South Africa’s economy falls short of expected growth

The second largest economy in Africa is projected to fall short of 0.5 percent in growth, emphasizing that the South African economy is unlike to come out of a state of duress following the downward trend in the economy since March, 2017. The South African Reserve Bank Governor Lesetja Kganyago, already gave a projection on the likelihood of growth to have retuned in the second quarter of 2017 after a short recession.

The South African economy is said to account for 35 percent Africa’s gross domestic product (GPP), and it is ranked as an upper-middle-income economy by the World Bank – one of only four such countries in Africa (alongside Botswana, Gabon and Mauritius). The nation is amongst the G-20, and only African member of the group.

There has been significant economic growth since 1996. After over twelve years of international sanctions, South Africa’s Gross Domestic Product has almost tripled to $400 billion, and foreign exchange reserves have increased from $3 billion to nearly $50 billion creating a diversified economy with a growing and sizable middle class, within two decades of establishing democracy.

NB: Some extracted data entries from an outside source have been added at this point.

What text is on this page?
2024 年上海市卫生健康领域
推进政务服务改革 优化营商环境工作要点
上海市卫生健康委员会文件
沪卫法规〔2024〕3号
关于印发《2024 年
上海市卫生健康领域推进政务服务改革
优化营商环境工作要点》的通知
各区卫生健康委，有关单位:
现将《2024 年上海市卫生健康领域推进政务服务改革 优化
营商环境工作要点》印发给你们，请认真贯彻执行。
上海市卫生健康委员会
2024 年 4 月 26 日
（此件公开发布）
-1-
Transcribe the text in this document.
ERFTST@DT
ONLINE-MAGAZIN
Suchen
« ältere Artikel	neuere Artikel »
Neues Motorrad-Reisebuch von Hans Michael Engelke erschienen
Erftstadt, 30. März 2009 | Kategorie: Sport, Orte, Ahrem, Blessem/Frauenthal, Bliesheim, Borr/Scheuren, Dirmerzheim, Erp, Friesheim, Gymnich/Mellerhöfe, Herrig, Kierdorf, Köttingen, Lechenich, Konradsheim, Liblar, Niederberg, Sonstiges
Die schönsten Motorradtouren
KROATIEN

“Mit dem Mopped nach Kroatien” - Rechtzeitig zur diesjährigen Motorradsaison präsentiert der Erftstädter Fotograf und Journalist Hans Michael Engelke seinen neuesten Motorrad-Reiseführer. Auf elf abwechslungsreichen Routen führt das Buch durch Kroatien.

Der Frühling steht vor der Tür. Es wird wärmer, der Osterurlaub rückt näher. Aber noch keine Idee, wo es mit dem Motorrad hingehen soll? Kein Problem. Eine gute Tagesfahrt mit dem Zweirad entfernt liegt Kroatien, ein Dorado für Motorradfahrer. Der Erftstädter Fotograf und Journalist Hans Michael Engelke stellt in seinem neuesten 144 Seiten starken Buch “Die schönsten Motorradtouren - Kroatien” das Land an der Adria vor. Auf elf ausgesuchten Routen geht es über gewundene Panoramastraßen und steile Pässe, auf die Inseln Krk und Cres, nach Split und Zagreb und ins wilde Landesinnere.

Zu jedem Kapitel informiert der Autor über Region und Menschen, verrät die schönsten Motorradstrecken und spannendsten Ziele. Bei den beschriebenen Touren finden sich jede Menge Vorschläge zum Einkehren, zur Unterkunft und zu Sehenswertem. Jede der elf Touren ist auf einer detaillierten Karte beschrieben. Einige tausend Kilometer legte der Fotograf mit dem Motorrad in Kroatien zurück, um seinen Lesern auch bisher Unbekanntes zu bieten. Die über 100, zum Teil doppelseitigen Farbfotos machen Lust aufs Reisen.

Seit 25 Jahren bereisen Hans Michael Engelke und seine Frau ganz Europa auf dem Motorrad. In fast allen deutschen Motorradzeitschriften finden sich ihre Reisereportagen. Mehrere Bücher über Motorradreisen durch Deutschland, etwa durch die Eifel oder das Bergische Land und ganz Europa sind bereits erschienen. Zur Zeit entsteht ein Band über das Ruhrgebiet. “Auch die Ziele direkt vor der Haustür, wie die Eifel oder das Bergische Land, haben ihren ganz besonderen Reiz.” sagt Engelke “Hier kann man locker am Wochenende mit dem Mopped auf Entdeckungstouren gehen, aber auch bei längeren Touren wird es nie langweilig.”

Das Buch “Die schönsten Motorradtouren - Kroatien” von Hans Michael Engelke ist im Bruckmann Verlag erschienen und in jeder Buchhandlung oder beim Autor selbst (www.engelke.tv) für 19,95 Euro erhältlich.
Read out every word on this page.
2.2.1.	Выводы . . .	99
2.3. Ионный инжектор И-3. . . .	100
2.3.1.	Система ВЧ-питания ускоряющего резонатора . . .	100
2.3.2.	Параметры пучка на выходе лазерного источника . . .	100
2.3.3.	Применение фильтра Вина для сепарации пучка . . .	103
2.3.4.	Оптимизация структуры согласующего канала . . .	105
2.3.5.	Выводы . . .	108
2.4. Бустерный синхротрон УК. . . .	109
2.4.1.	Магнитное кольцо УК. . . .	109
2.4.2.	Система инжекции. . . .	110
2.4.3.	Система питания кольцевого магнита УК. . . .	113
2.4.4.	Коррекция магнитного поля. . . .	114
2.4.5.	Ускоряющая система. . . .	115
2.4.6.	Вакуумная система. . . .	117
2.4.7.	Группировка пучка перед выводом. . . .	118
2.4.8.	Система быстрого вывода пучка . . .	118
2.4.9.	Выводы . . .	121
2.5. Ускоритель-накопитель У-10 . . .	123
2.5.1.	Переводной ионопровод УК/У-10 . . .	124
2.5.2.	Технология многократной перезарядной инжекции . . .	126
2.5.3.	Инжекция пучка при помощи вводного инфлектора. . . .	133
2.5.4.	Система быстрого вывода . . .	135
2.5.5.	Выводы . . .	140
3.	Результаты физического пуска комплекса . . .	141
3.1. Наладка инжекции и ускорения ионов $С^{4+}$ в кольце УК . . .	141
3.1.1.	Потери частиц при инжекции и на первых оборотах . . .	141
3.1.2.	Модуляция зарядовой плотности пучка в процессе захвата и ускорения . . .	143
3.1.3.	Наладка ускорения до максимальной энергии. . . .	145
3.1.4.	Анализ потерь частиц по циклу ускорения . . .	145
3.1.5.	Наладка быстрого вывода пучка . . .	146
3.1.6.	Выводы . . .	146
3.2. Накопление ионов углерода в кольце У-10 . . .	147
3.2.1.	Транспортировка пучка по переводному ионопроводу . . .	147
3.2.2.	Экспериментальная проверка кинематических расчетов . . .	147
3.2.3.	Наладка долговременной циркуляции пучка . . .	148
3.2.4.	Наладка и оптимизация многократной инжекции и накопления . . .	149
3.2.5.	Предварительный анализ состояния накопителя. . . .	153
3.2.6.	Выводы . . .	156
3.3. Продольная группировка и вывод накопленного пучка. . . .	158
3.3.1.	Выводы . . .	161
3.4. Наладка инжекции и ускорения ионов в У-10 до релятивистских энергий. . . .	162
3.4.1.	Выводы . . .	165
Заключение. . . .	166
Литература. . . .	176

South African President Jacob Zuma, attributes the ongoing economic duress to weak consumer demand and stagnancy in business investments.

However, militating forces such as, inefficient government bureaucracy, restrictive labor regulations, shortage of educated workers, political instability, and corruption contributes to the struggles faced by the country. It is important to address these issues in order to improve the country’s national and economy growth.

It is established that South Africa compares well to other emerging markets on affordability and availability of capital, financial market sophistication, business tax rates and infrastructure.